KEY POINTS:
International envoys converged on eastern Congo on Friday to help end some of the worst violence the Central African nation has seen in years.
Thousands of anxious, hungry refugees struggled to get home amid a fragile ceasefire.
A crush of people were back on Congo's dirt roads after fleeing the
battle between the army and Laurent Nkunda's rebel movement.
"We've had nothing to eat for three days," said Rhema Harerimana, travelling with one baby nursing at her breast, another on her back and a toddler clinging to her skirt.
Harerimana said she had been on the run for five days but was now heading home to Kibumba, about 28km from the eastern provincial capital of Goma where rebels halted their advance on Wednesday and called for a ceasefire.
The conflict is fuelled by festering ethnic hatred left over from Rwanda's 1994 genocide and Congo's unrelenting civil wars.
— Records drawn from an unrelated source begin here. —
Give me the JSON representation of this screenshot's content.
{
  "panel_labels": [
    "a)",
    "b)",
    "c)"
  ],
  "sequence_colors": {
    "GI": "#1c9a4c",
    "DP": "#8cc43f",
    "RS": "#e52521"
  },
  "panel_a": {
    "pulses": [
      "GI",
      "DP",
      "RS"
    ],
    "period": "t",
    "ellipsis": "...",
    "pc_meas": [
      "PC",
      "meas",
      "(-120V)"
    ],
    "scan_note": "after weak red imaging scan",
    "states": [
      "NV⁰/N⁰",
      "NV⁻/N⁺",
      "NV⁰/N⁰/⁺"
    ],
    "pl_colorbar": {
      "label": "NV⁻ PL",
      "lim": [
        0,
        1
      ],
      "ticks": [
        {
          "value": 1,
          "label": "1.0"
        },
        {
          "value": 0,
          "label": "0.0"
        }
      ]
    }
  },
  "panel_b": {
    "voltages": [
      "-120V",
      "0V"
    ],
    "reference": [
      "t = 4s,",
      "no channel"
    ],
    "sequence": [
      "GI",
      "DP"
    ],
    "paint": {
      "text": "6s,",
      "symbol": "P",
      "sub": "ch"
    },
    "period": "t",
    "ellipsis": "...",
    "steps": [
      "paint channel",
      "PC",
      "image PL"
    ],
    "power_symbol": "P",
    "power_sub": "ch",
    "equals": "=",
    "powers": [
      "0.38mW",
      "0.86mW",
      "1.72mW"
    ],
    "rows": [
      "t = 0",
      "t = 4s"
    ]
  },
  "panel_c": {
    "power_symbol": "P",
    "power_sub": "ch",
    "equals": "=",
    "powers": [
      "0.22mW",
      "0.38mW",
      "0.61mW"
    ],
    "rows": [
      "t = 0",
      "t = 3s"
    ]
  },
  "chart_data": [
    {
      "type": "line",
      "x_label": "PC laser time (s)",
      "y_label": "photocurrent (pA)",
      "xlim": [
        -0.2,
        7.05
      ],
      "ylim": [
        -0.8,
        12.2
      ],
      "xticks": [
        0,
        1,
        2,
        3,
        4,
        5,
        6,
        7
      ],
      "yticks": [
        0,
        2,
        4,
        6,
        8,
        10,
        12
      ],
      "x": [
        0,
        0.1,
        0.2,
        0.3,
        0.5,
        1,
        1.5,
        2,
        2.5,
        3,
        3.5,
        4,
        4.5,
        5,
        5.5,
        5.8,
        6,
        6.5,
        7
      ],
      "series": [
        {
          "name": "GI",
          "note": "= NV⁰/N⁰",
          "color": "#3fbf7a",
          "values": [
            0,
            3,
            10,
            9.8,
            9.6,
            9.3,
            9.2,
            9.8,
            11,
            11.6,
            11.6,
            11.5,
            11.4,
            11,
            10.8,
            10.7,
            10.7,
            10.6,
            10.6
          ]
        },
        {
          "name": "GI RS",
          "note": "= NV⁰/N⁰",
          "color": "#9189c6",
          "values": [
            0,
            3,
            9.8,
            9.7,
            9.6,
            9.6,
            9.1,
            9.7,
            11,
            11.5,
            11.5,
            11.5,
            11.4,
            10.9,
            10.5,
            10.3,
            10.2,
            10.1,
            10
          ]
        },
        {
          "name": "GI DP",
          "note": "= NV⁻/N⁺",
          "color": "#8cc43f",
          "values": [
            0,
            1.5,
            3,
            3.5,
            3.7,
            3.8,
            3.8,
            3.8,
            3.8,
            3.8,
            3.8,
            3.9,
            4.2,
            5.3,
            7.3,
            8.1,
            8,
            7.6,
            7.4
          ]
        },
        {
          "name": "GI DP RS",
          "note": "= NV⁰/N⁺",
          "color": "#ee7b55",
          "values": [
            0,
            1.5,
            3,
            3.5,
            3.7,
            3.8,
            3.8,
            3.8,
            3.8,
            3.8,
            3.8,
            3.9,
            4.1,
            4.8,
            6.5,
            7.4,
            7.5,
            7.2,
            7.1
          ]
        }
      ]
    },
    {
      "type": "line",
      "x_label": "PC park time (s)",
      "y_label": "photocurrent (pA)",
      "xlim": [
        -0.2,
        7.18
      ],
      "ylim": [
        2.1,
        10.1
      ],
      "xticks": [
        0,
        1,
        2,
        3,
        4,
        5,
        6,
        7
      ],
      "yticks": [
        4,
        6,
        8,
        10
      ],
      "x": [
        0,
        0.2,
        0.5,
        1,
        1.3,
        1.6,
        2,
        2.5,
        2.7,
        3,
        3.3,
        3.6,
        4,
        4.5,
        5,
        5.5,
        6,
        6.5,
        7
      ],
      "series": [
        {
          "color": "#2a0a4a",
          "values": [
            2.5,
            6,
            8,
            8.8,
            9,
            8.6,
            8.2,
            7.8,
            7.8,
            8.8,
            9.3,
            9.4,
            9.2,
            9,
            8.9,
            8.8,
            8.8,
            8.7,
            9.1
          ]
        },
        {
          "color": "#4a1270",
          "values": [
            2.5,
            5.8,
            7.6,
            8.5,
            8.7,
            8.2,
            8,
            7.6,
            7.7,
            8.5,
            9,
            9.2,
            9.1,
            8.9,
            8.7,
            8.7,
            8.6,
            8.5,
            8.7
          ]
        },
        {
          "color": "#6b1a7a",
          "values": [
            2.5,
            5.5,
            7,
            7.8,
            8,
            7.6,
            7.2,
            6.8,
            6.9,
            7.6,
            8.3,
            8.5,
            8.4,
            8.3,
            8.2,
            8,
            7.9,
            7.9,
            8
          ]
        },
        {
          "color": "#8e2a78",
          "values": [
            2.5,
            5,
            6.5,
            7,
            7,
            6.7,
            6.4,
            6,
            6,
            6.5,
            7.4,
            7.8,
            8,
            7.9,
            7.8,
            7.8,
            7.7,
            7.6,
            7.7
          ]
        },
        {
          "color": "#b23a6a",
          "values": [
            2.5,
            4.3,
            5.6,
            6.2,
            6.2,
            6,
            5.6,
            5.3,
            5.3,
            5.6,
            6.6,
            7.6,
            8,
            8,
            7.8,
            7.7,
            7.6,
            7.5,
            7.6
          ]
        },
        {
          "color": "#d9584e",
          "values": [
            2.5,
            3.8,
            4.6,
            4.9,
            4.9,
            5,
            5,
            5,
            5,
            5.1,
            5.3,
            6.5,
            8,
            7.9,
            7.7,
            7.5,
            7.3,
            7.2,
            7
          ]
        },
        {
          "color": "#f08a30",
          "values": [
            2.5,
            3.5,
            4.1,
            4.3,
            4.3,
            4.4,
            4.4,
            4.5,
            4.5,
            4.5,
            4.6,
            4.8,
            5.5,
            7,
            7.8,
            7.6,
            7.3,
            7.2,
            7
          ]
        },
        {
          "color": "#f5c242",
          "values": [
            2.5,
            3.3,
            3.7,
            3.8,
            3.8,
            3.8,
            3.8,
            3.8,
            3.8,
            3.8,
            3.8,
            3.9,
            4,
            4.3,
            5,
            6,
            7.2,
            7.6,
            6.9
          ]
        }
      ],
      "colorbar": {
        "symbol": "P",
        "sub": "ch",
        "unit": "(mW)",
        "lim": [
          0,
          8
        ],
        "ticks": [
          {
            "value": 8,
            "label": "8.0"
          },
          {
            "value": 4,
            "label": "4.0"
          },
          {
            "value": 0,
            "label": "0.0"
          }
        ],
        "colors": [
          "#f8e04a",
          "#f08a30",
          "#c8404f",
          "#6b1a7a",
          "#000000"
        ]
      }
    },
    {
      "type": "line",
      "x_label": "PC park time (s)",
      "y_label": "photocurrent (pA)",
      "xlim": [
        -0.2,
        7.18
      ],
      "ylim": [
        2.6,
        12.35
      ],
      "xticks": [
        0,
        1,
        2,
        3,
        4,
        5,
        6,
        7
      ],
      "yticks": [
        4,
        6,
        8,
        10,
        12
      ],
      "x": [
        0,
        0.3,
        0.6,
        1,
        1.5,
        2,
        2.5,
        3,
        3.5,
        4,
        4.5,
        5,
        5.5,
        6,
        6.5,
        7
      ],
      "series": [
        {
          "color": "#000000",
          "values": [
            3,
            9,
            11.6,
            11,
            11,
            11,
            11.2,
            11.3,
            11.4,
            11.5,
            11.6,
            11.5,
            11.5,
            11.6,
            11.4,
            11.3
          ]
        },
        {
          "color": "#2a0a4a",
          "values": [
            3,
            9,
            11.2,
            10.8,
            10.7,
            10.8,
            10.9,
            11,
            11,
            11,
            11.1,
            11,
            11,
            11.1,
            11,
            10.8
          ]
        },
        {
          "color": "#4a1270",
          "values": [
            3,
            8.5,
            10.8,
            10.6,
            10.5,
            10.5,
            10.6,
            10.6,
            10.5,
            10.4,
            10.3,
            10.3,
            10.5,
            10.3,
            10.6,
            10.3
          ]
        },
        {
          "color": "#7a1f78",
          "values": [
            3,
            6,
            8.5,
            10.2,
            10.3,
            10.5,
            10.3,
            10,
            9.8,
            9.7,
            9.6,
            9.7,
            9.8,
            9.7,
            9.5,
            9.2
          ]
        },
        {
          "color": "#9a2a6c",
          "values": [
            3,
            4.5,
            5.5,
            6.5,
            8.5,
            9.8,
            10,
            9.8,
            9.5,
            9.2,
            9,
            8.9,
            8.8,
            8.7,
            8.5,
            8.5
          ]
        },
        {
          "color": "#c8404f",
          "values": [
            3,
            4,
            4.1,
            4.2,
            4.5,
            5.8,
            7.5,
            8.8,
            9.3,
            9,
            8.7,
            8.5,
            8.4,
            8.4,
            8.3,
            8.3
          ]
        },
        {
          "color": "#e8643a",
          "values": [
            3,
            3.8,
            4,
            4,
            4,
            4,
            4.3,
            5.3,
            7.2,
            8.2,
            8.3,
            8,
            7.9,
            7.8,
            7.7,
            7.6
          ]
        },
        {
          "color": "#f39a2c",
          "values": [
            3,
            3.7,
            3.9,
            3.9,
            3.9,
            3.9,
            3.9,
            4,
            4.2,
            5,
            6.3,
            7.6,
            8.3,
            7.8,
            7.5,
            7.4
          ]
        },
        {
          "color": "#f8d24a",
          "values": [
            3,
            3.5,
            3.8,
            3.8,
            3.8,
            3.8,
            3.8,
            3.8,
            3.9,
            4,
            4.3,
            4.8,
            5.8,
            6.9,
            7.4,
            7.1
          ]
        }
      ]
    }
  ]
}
Nkunda claims the Congolese Government has not protected ethnic Tutsis from the Rwandan Hutu militia, who escaped to Congo after helping slaughter half a million Rwandan Tutsis.
All sides are believed to fund their fighters by mining Congo's vast mineral riches so have no financial interest in ending the fighting.
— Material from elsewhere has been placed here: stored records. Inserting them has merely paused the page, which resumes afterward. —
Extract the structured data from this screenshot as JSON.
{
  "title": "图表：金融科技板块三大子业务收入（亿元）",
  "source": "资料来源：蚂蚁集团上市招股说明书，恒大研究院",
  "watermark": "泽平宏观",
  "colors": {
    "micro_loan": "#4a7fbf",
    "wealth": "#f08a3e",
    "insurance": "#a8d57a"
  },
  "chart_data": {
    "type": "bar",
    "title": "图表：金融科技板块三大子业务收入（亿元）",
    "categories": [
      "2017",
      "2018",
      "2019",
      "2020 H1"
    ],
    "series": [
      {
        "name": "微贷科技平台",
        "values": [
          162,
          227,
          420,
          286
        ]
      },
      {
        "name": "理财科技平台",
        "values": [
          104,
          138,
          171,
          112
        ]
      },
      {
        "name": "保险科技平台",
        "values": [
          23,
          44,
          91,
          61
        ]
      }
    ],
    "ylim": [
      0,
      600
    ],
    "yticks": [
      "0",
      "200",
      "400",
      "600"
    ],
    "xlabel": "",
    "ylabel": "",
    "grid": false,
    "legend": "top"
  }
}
Ordinary people are bearing the brunt of the dispute.
According to the United Nations, some 50,000 Congolese appear to have fled refugee camps near Rutshuru, a village 88km north of Goma, in recent days.
The UN's deputy representative and humanitarian co-ordinator in Congo said more than a million people have been now displaced _ 220,000 of them since August.
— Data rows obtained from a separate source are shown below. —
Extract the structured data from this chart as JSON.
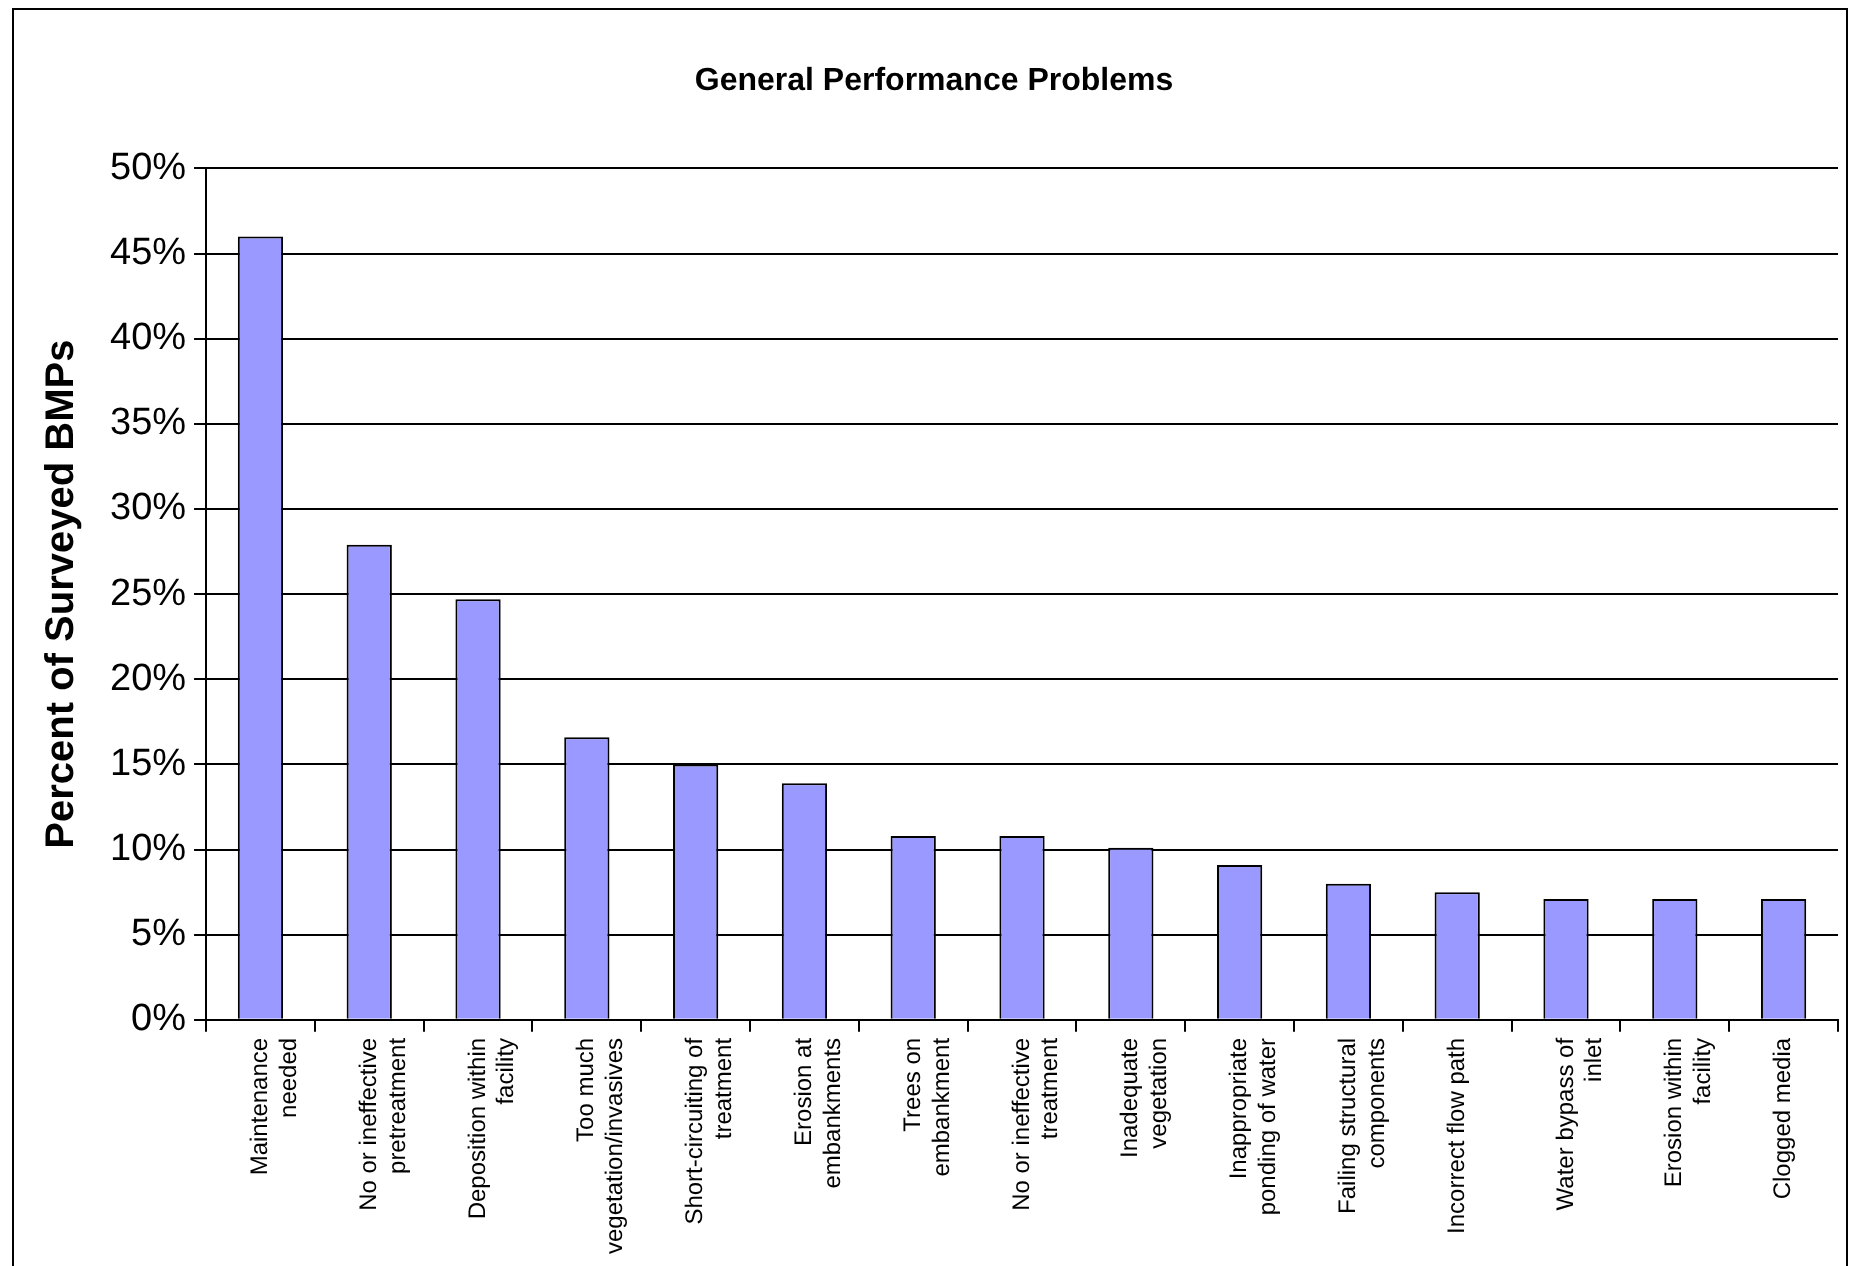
{
  "chart_data": {
    "type": "bar",
    "title": "General Performance Problems",
    "ylabel": "Percent of Surveyed BMPs",
    "categories": [
      "Maintenance needed",
      "No or ineffective pretreatment",
      "Deposition within facility",
      "Too much vegetation/invasives",
      "Short-circuiting of treatment",
      "Erosion at embankments",
      "Trees on embankment",
      "No or ineffective treatment",
      "Inadequate vegetation",
      "Inappropriate ponding of water",
      "Failing structural components",
      "Incorrect flow path",
      "Water bypass of inlet",
      "Erosion within facility",
      "Clogged media"
    ],
    "values": [
      46,
      27.9,
      24.7,
      16.6,
      15,
      13.9,
      10.8,
      10.8,
      10.1,
      9.1,
      8,
      7.5,
      7.1,
      7.1,
      7.1
    ],
    "color": "#9999ff",
    "ylim": [
      0,
      50
    ],
    "yticks": [
      {
        "value": 0,
        "label": "0%"
      },
      {
        "value": 5,
        "label": "5%"
      },
      {
        "value": 10,
        "label": "10%"
      },
      {
        "value": 15,
        "label": "15%"
      },
      {
        "value": 20,
        "label": "20%"
      },
      {
        "value": 25,
        "label": "25%"
      },
      {
        "value": 30,
        "label": "30%"
      },
      {
        "value": 35,
        "label": "35%"
      },
      {
        "value": 40,
        "label": "40%"
      },
      {
        "value": 45,
        "label": "45%"
      },
      {
        "value": 50,
        "label": "50%"
      }
    ],
    "grid": "y",
    "legend": false
  }
}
"This is extraordinary," Ross Mountain said. "A million [displaced] in a province of six million."
The UN has only 6000 of its 17,000 Congo peacekeepers in the east because of unrest elsewhere.
The UN peacekeeping mission in Congo is the largest in the world _ but it called for reinforcements last week.
The European Union decided Friday against sending troops into Congo, saying the 27-member bloc will instead focus on a diplomatic solution.